Kierkegaard on femininity

From The Sickness unto Death:
However much more tender and sensitive woman may be than man, she has neither the egotistical concept of the self nor, in a decisive sense, intellectuality. But the feminine nature is devotedness, givingness, and it is unfeminine if it is not that. Strange to say, no one can be as coy (and this is a word coined especially for women), so almost cruelly hard to please as a woman--and yet by nature she is devotedness, and (this is precisely the wonder of it) all this actually expresses that her nature is devotedness.
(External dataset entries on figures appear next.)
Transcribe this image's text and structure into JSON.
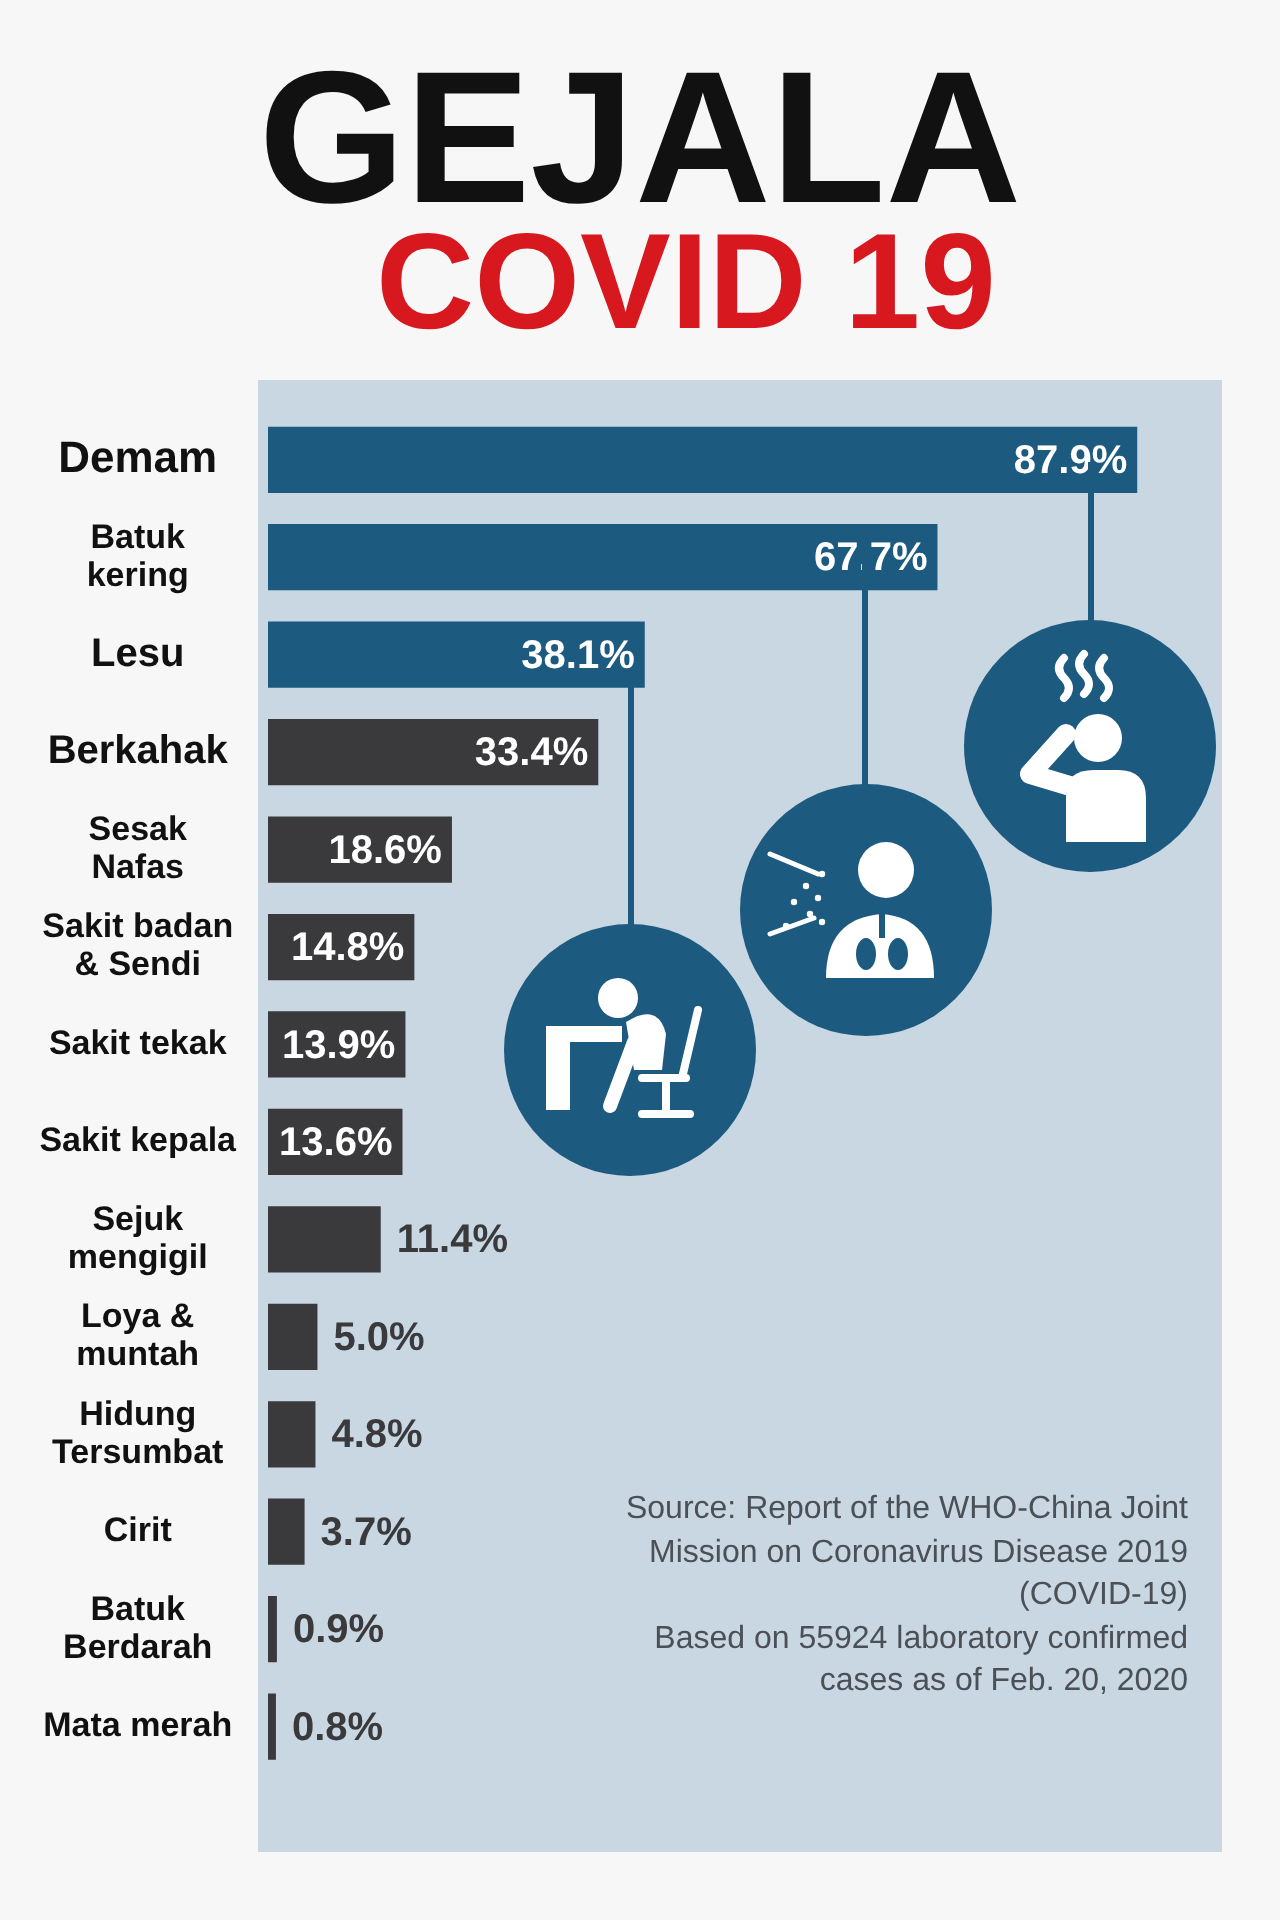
{
  "chart_data": {
    "type": "bar",
    "title": "GEJALA",
    "subtitle": "COVID 19",
    "orientation": "horizontal",
    "categories": [
      "Demam",
      "Batuk\nkering",
      "Lesu",
      "Berkahak",
      "Sesak\nNafas",
      "Sakit badan\n& Sendi",
      "Sakit tekak",
      "Sakit kepala",
      "Sejuk\nmengigil",
      "Loya &\nmuntah",
      "Hidung\nTersumbat",
      "Cirit",
      "Batuk\nBerdarah",
      "Mata merah"
    ],
    "values": [
      87.9,
      67.7,
      38.1,
      33.4,
      18.6,
      14.8,
      13.9,
      13.6,
      11.4,
      5.0,
      4.8,
      3.7,
      0.9,
      0.8
    ],
    "value_labels": [
      "87.9%",
      "67.7%",
      "38.1%",
      "33.4%",
      "18.6%",
      "14.8%",
      "13.9%",
      "13.6%",
      "11.4%",
      "5.0%",
      "4.8%",
      "3.7%",
      "0.9%",
      "0.8%"
    ],
    "colors": [
      "#1d5a80",
      "#1d5a80",
      "#1d5a80",
      "#3a393c",
      "#3a393c",
      "#3a393c",
      "#3a393c",
      "#3a393c",
      "#3a393c",
      "#3a393c",
      "#3a393c",
      "#3a393c",
      "#3a393c",
      "#3a393c"
    ],
    "tick_labels": "y",
    "annotations": [
      "Source: Report of the WHO-China Joint Mission on Coronavirus Disease 2019 (COVID-19)",
      "Based on 55924 laboratory confirmed cases as of Feb. 20, 2020"
    ]
  }
}
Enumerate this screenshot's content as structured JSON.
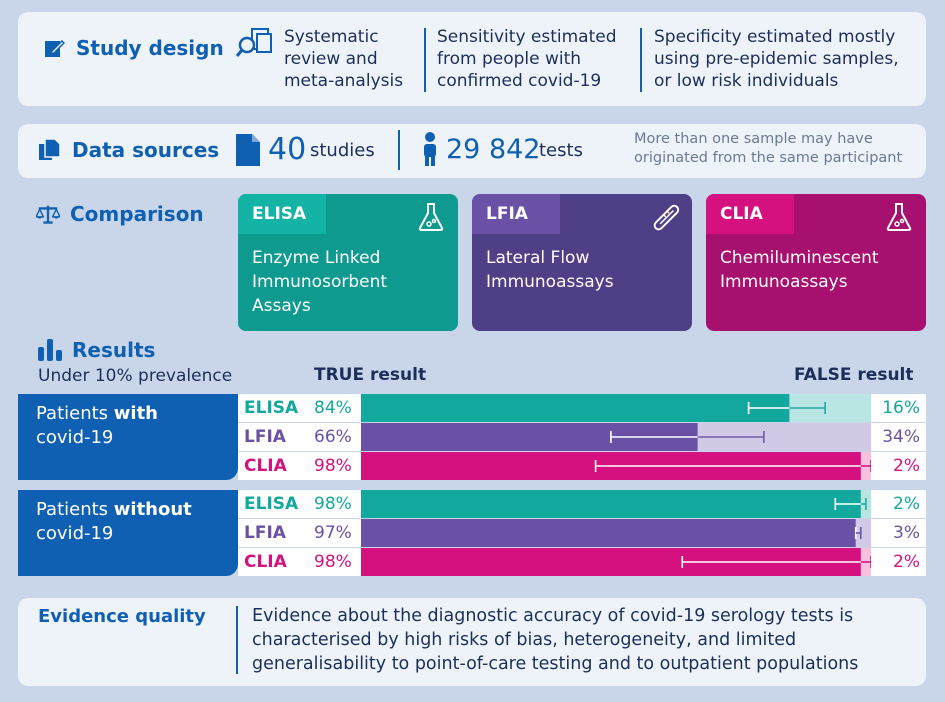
{
  "study_design": {
    "title": "Study design",
    "col1": "Systematic review and meta-analysis",
    "col2": "Sensitivity estimated from people with confirmed covid-19",
    "col3": "Specificity estimated mostly using pre-epidemic samples, or low risk individuals"
  },
  "data_sources": {
    "title": "Data sources",
    "studies_number": "40",
    "studies_label": "studies",
    "tests_number": "29 842",
    "tests_label": "tests",
    "note": "More than one sample may have originated from the same participant"
  },
  "comparison": {
    "title": "Comparison",
    "cards": [
      {
        "tag": "ELISA",
        "name": "Enzyme Linked Immunosorbent Assays",
        "icon": "flask-icon"
      },
      {
        "tag": "LFIA",
        "name": "Lateral Flow Immunoassays",
        "icon": "thermometer-icon"
      },
      {
        "tag": "CLIA",
        "name": "Chemiluminescent Immunoassays",
        "icon": "flask-icon"
      }
    ]
  },
  "results": {
    "title": "Results",
    "subtitle": "Under 10% prevalence",
    "true_header": "TRUE result",
    "false_header": "FALSE result",
    "group1_label_pre": "Patients ",
    "group1_label_bold": "with",
    "group1_label_post": "covid-19",
    "group2_label_pre": "Patients ",
    "group2_label_bold": "without",
    "group2_label_post": "covid-19"
  },
  "colors": {
    "ELISA": "#13a89e",
    "LFIA": "#6b51a6",
    "CLIA": "#d4117f",
    "ELISA_light": "#b9e6e2",
    "LFIA_light": "#d2c9e6",
    "CLIA_light": "#f6c2df",
    "ELISA_card": "#0e9a8f",
    "LFIA_card": "#4f3f86",
    "CLIA_card": "#a8106f",
    "accent": "#0f5fb3"
  },
  "chart_data": {
    "type": "bar",
    "categories": [
      "ELISA",
      "LFIA",
      "CLIA"
    ],
    "series": [
      {
        "name": "Patients with covid-19",
        "rows": [
          {
            "test": "ELISA",
            "true_label": "84%",
            "false_label": "16%",
            "value": 84,
            "ci": [
              76,
              91
            ]
          },
          {
            "test": "LFIA",
            "true_label": "66%",
            "false_label": "34%",
            "value": 66,
            "ci": [
              49,
              79
            ]
          },
          {
            "test": "CLIA",
            "true_label": "98%",
            "false_label": "2%",
            "value": 98,
            "ci": [
              46,
              100
            ]
          }
        ]
      },
      {
        "name": "Patients without covid-19",
        "rows": [
          {
            "test": "ELISA",
            "true_label": "98%",
            "false_label": "2%",
            "value": 98,
            "ci": [
              93,
              99
            ]
          },
          {
            "test": "LFIA",
            "true_label": "97%",
            "false_label": "3%",
            "value": 97,
            "ci": [
              97,
              98
            ]
          },
          {
            "test": "CLIA",
            "true_label": "98%",
            "false_label": "2%",
            "value": 98,
            "ci": [
              63,
              100
            ]
          }
        ]
      }
    ],
    "xlim": [
      0,
      100
    ]
  },
  "evidence": {
    "title": "Evidence quality",
    "text": "Evidence about the diagnostic accuracy of covid-19 serology tests is characterised by high risks of bias, heterogeneity, and limited generalisability to point-of-care testing and to outpatient populations"
  }
}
For precisely because she carries in her being this total feminine devotedness, nature has affectionately equipped her with an instinct so sensitive that by comparison the most superior masculine reflection is nothing. ...blindfolded, she instinctively sees what she should admire, that to which she should give herself.
So, women lack a concept of the self, and are devoid of intellectual reflection, but are instead endowed with a blind instinct for devotion. It's always such a joy when philosophers talk about women.

But there's more:
In the relationship to God, where the distinction of man-woman vanishes, it holds for men as well as for women that devotion is the self and that in the giving of oneself the self is gained. This holds equally for man and woman, although it is probaby true that in most cases the woman actually relates to God only through the man.
This is a little crazy. Kierkegaard had a individualistic conception of religion which pretty much entirely ruled out the very idea of anyone relating to God "only through" some other person: the relationship with God is a direct relation between God and the single individual, and no other person can have anything to do with it.

But he needed to find some way for women to be weak even in relating to God. So he fudged a little.